A história começa de maneira segura, introduzindo um contexto demasiadamente calmo e sereno, com um status quo bem definido. Logo chega o elemento estranho e exerce sua influência sobre o equilíbrio de antes, dando início à corrente de terror vista aqui. Ter uma estrutura conhecida não revela problema imediato, ainda mais quando há uma clara tendência saudosista, é por conta um desenvolvimento vacilante que este modelo acaba não vingando. Em certo momento da história, um personagem critica o conto escrito pela protagonista e diz que o mesmo tem fantasmas sem sal e carece de romance. Não é exatamente o que acontece aqui, mas chega perto o bastante para chamar a atenção. Todo o lance com fantasmas é deixado de lado, menos como um coadjuvante e mais para algo mal desenvolvido. A presença de um monstro na história parece existir por simples obrigação do gênero, a fonte de um punhado de sustos. Ao mesmo tempo que o romance, que era para ser uma parte importante, acaba parecendo igualmente pouco explorado. Não parece haver uma decisão sobre qual fator devia ser predominante, resultando em um mau uso de dois focos com ótimo potencial.
No entanto, não é porque a história desaponta que a direção segue o mesmo caminho. As técnicas usadas pelo diretor para ilustrar sua obra mostram que seu talento não se limita a pretensão, sua dedicatória ao Terror clássico é séria e é executada com sofisticação.
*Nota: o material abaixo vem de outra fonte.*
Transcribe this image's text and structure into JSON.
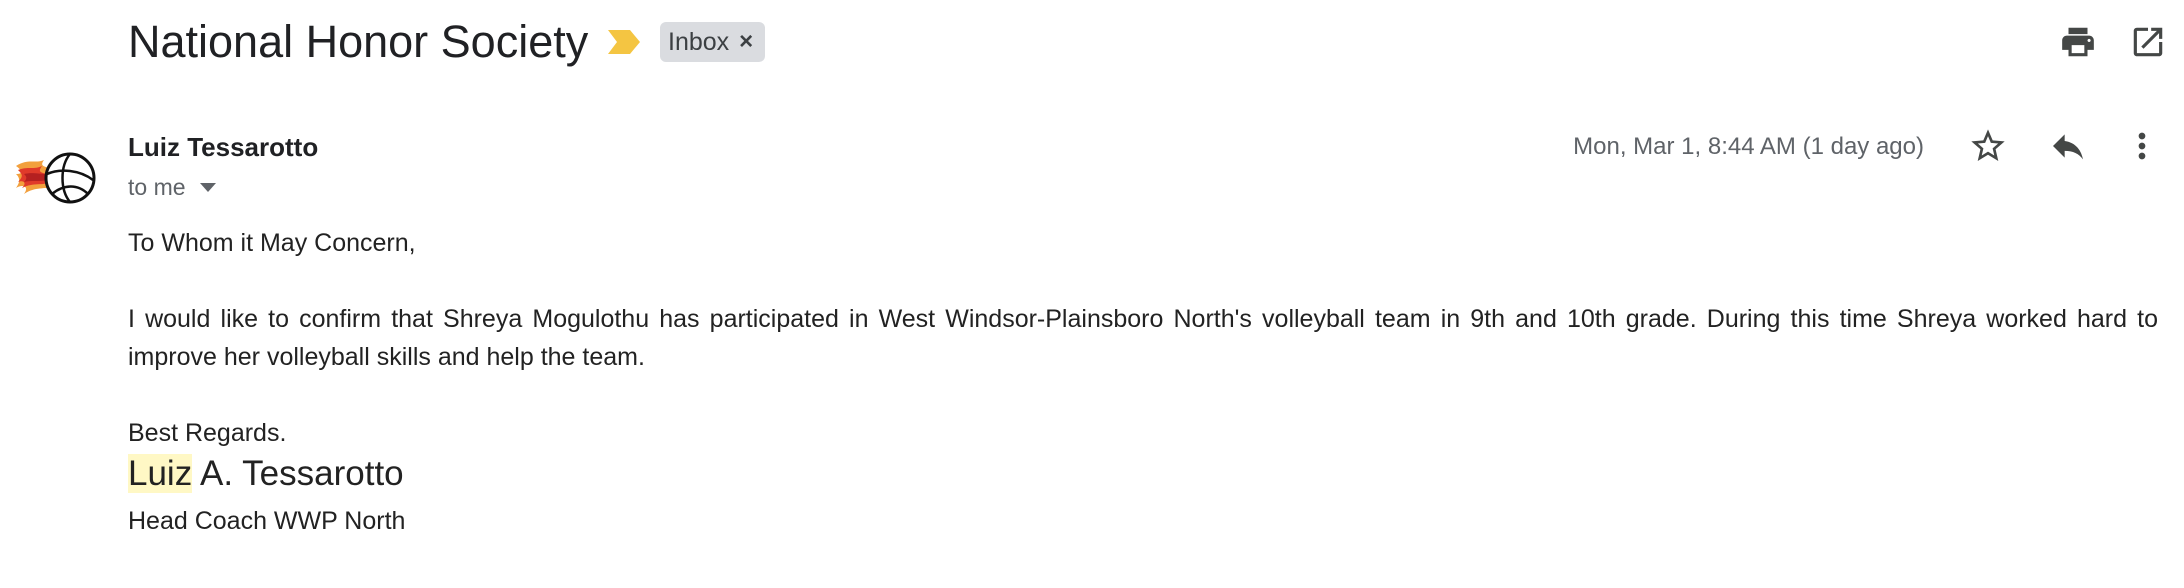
{
  "subject": "National Honor Society",
  "label": "Inbox",
  "label_close": "×",
  "sender": {
    "name": "Luiz Tessarotto",
    "recipient": "to me"
  },
  "date": "Mon, Mar 1, 8:44 AM (1 day ago)",
  "body": {
    "greeting": "To Whom it May Concern,",
    "paragraph": "I would like to confirm that Shreya Mogulothu has participated in West Windsor-Plainsboro North's volleyball team in 9th and 10th grade. During this time Shreya worked hard to improve her volleyball skills and help the team.",
    "closing": "Best Regards.",
    "signature_highlight": "Luiz",
    "signature_rest": " A. Tessarotto",
    "signature_title": "Head Coach WWP North"
  },
  "icons": {
    "importance": "importance-marker-icon",
    "print": "print-icon",
    "open_new": "open-in-new-window-icon",
    "star": "star-icon",
    "reply": "reply-icon",
    "more": "more-vertical-icon"
  },
  "colors": {
    "importance": "#f4c542",
    "chip": "#dadce0",
    "highlight": "#fff8c5"
  }
}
Quando o espectador é inserido no ambiente do iníciodo filme, com todo o requinte da burguesia da época, temos o uso de um foco frívolo, suavizando muitos elementos da tela e dando um tom de delicadeza às imagens. A vida de Edith está nos eixos, repleta de encontros de gala e sonhos — vemos uma aura angelical sobre sua imagem. Sua estadia na mansão, contudo, mostra uma entonação totalmente diferente. Fontes de iluminação fortes em ambientes escuros estabelecem contrastes pesados, delineando grosseiramente traços do cenário e dos personagens. Ainda que esses toques pareçam ser apenas de um caráter estético, eles acabam sendo parcialmente responsáveis pelo estabelecimento do clima da obra, um aspecto essencial para o sucesso de um filme de Terror.
Como reforçado, a apresentação da obra não é algo que será fruto das reclamações dos espectadores. O diretor faz seu trabalho muito bem ao utilizar os vários recursos disponíveis a ele, tal como o cenário e sua centena de detalhes. Tudo é melhor visto quando o manejo do material não decepciona, coisa que não acontece com a história. Fantasmas e romance são dois pontos fortes no enredo, que poderiam ter sido bem desenvolvidos isoladamente ou ainda melhor em conjunto. Não há pendência para nenhum dos dois lados que possa marcar este longa como um filme de fantasmas ou um romance aterrorizante, existe apenas um equilíbrio indesejável que mata qualquer tipo de potencial almejado.